Goal is first-in-human use of NaNots, injectable absorptive nanoparticles that treat cancer via clearance of tumour-generated immune inhibitors from blood.
NaNotics, a biopharmaceutical company developing NaNots™, novel subtractive nanoparticles that treat disease by capturing and clearing pathogenic molecules from blood, has announced a research collaboration with Mass General Cancer Center, a program of Massachusetts General Hospital (MGH) in Boston, to develop NaNots that target the soluble forms of Tumour Necrosis Factor Receptors, which are tumour-generated immune inhibitors, with the goal of initiating human trials by mid-2024.
Longevity.Technology: Tumour necrosis factor-alpha (TNF-α) is an essential immune signalling molecule which, as the name implies, is toxic to cancer and other abnormal cells. Immune cells kill harmful cells by delivering TNF-α to TNF receptors on the target cell membrane, which induces apoptosis (cell death).

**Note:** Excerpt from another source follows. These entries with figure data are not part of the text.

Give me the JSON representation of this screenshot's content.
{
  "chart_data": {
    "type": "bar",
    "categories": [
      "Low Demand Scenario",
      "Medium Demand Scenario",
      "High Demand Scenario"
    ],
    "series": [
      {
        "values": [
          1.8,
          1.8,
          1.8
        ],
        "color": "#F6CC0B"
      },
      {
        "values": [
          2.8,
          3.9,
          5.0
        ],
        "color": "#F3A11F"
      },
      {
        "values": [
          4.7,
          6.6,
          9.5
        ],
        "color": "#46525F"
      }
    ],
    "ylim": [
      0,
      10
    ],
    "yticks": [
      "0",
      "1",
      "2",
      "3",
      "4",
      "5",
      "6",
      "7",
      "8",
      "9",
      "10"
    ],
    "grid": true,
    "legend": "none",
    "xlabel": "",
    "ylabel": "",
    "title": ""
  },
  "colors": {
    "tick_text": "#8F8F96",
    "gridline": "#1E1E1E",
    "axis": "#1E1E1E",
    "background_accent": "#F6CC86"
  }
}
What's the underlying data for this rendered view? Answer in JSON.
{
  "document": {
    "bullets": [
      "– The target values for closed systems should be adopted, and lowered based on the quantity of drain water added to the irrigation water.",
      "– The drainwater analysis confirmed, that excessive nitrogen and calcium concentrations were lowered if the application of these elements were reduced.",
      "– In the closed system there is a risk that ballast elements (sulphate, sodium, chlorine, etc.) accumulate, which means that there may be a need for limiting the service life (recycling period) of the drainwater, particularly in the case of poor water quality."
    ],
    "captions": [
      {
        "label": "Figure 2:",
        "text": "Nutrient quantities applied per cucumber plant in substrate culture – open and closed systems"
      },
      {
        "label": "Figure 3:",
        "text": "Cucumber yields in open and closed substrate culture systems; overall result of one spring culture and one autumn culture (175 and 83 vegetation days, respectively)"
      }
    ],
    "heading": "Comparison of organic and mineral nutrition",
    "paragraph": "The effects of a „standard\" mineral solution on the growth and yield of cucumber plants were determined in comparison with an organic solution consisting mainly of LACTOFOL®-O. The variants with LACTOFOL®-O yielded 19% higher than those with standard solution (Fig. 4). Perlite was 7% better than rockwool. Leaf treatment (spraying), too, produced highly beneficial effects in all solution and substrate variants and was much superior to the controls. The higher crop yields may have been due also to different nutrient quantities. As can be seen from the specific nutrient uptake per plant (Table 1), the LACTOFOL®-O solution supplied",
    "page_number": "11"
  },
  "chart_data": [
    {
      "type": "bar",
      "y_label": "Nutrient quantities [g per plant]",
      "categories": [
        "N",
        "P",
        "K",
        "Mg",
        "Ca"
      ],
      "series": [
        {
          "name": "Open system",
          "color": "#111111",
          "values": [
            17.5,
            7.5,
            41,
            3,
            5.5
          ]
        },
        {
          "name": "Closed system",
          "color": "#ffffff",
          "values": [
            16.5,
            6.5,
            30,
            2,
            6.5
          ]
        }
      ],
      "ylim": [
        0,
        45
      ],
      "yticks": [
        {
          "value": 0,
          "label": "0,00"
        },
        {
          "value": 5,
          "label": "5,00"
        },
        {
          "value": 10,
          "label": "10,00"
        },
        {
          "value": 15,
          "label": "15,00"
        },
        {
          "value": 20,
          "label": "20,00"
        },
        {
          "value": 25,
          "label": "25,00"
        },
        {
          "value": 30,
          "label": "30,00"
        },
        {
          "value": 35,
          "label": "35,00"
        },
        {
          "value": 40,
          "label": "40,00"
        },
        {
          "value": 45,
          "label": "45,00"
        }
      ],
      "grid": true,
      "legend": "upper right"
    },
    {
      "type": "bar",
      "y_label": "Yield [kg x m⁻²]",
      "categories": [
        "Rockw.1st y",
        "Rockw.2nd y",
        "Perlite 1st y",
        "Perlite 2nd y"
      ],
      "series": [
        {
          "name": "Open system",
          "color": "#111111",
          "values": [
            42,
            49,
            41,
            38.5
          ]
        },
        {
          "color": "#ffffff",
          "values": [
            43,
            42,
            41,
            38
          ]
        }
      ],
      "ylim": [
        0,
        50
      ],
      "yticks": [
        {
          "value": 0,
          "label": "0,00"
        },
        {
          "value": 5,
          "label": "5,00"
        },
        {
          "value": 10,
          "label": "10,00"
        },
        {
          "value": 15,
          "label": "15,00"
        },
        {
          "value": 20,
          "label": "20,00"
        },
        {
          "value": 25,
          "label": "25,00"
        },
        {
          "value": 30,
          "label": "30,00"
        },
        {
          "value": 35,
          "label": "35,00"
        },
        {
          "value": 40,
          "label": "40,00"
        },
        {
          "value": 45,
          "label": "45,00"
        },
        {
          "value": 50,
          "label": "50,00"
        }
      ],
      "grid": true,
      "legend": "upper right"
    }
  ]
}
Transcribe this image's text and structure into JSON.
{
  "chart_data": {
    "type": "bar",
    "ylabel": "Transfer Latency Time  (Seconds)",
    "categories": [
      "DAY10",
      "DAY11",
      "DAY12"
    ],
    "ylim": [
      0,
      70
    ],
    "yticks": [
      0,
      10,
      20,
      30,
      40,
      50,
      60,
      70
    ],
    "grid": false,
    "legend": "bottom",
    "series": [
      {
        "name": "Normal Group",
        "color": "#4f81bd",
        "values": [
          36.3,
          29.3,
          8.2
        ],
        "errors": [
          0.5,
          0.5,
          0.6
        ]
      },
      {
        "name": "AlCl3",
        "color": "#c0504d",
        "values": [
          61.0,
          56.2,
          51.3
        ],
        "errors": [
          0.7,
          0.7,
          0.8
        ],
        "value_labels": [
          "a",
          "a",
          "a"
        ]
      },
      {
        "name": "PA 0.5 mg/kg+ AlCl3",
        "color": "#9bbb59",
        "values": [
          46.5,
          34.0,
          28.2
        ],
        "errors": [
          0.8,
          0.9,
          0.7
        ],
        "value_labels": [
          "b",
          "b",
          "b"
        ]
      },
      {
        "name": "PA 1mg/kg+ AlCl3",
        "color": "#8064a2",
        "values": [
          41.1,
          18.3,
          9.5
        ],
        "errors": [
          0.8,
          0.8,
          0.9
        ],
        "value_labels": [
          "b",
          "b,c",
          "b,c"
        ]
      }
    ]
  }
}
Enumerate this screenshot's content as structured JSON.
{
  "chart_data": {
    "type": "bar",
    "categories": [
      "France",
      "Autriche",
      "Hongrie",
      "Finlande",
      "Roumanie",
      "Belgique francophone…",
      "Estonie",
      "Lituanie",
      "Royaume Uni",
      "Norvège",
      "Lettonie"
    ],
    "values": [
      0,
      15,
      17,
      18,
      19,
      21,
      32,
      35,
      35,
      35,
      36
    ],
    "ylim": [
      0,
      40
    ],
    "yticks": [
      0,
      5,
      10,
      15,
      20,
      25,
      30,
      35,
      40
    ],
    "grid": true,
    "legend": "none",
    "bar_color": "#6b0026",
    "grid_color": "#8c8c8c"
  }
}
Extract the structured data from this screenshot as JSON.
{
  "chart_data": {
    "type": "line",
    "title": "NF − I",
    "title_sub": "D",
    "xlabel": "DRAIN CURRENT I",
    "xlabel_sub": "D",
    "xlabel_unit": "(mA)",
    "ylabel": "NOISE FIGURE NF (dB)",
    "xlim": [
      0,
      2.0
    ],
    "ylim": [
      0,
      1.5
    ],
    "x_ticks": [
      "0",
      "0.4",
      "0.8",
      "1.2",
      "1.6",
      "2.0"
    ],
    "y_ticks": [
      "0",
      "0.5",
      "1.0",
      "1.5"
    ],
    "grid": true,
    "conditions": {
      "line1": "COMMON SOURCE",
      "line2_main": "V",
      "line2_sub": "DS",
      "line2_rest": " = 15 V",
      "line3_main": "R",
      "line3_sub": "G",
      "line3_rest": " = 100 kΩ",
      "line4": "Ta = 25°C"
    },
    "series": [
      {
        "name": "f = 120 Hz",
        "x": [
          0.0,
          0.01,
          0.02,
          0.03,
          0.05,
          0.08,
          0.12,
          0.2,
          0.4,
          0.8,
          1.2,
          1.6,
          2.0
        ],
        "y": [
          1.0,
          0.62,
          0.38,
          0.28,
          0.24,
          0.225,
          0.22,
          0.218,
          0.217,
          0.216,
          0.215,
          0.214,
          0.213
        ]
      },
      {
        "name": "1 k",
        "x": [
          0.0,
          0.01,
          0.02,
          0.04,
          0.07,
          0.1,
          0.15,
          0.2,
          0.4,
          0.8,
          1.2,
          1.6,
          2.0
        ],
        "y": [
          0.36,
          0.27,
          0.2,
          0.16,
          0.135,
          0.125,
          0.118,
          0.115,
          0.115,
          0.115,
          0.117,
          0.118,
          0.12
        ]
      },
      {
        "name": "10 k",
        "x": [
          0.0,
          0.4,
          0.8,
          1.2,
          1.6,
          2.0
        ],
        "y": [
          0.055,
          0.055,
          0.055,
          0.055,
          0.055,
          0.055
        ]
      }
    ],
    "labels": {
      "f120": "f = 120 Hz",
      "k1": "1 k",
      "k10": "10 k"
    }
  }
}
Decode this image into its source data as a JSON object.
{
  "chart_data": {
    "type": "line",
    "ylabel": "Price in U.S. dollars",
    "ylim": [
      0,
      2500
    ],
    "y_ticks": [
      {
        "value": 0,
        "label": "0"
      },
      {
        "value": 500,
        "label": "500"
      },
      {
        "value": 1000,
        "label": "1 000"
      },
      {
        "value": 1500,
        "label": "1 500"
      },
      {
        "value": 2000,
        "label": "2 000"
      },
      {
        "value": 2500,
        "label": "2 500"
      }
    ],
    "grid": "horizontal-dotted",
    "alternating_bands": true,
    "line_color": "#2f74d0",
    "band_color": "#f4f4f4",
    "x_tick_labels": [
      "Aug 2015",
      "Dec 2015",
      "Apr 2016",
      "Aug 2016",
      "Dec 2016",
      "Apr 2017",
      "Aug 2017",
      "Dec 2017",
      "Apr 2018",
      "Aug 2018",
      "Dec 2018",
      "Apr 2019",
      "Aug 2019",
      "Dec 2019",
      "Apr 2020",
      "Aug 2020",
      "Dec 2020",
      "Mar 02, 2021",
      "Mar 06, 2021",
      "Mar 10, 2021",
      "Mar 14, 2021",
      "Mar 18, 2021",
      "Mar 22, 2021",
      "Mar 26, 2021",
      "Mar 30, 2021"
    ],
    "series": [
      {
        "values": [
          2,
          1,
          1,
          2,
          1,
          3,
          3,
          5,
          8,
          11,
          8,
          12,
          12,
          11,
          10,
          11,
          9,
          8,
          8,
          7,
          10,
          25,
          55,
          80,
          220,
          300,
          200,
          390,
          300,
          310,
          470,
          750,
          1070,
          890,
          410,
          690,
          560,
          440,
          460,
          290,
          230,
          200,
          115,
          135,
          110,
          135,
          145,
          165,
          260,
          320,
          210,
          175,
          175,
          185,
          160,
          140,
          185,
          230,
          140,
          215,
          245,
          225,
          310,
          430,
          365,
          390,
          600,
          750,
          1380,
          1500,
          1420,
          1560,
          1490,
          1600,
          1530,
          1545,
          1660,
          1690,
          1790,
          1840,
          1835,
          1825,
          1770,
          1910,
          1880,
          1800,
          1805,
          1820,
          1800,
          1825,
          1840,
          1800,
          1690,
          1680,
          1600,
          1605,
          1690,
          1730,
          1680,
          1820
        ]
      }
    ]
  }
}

But there’s a problem. Most, if not all, malignant tumours inhibit TNF-α by severing the extracellular domains of their TNF receptors to produce a soluble receptor form called sTNF-Rs. sTNF-Rs neutralise TNF-α molecules secreted by immune cells, preventing them from inducing apoptosis in cancer cells, with the result that the tumours can evade the body’s defence system.
sTNF-Rs have been undruggable targets. This is because functional membrane TNF receptors (mTNF-Rs) are essential for a broad range of normal immune functions, so a drug that neutralises sTNF-Rs would also block mTNF-Rs, given that the binding sites of both forms are identical.
Enter the NaNots. These injectable, absorptive nanoparticles work like minute, biocompatible sponges and deplete soluble targets – in this case sTNF-Rs – without blocking membrane forms of the same target – in this case mTNF-Rs.
NaNots represent a novel form of immunotherapy, targeting an important new immunosuppressive pathway, and have been tested for safety in rodents at up to one hundred times the planned human dose, with no observed toxicity.
The MGCC team is led by Keith Flaherty, MD, Director of Clinical Research and a Professor of Medicine at Harvard Medical School. Dr Flaherty’s team includes Justin Gainor, MD, Director of Targeted Immunotherapy at MGCC.
“Despite the profound benefits of PD-1/PD-L1 antibody-based immunotherapy for approximately 10% of cancer patients, it is clear that we have not yet overcome the primary basis for immune evasion in the vast majority of cancer patients,” said Flaherty.
“TNF-α has been on the very short list of desired mechanisms to leverage for decades, but has been largely forgotten because there has been no feasible way of selectively delivering TNF-α to tumor cells. The NaNotics approach overcomes this barrier by depleting the molecules that tumor cells produce and shed in order to intercept TNF-α produced by immune cells.”
“NaNotics is delighted to be collaborating with the Mass General Cancer Center in the study of NaNots against sTNF-Rs,” said Lou Hawthorne, CEO of NaNotics and the inventor of NaNots.
“We’re especially excited to be working with Dr Flaherty – a brilliant scientist and clinician with a record of innovation and success – and his colleagues at MGCC, including Dr Gainor, an expert in immunotherapy. They bring deep scientific insight and a wealth of clinical trial experience to our collaboration, enabling translation of the NaNot platform from novel science into therapeutics of potential benefit to millions of patients suffering deadly cancers.”
As part of the collaboration, NaNotics will produce pre-clinical and then clinical NaNots against sTNF-Rs. MGCC will provide patient samples for preclinical validation of NaNots, following which the teams will work together on clinical trial design, leading to a study of NaNots against sTNF-Rs in cancer patients, centred at MGCC in 2024.
NaNots are a new class of medicine and an exciting platform for longevity. Having spoken to Lou Hawthorne previously about NaNotics’ longevity aims, Longevity.Technology reached out to him.
“Multiple studies have shown that sTNF-Rs are centrally involved in immune evasion by cancer cells, and pheresis of sTNF-Rs in late stage cancer patients has been shown to be extremely effective at treating a broad range of cancer types,” he told us. “So we have high confidence that NaNots against sTNF-Rs will also be effective in treating cancer. What’s intriguing though is that the SASP – secreted by senescent cells driving multiple aspects of aging and age-related disease – also contains high concentrations of sTNF-Rs. What are they doing there?
“If sTNF-Rs defend senescent cells as they do cancer cells, then NaNots against sTNF-Rs are potentially a powerful new class of senolytic. We’re looking forward to testing that hypothesis in partnership with the Kennedy Lab at National University of Singapore.”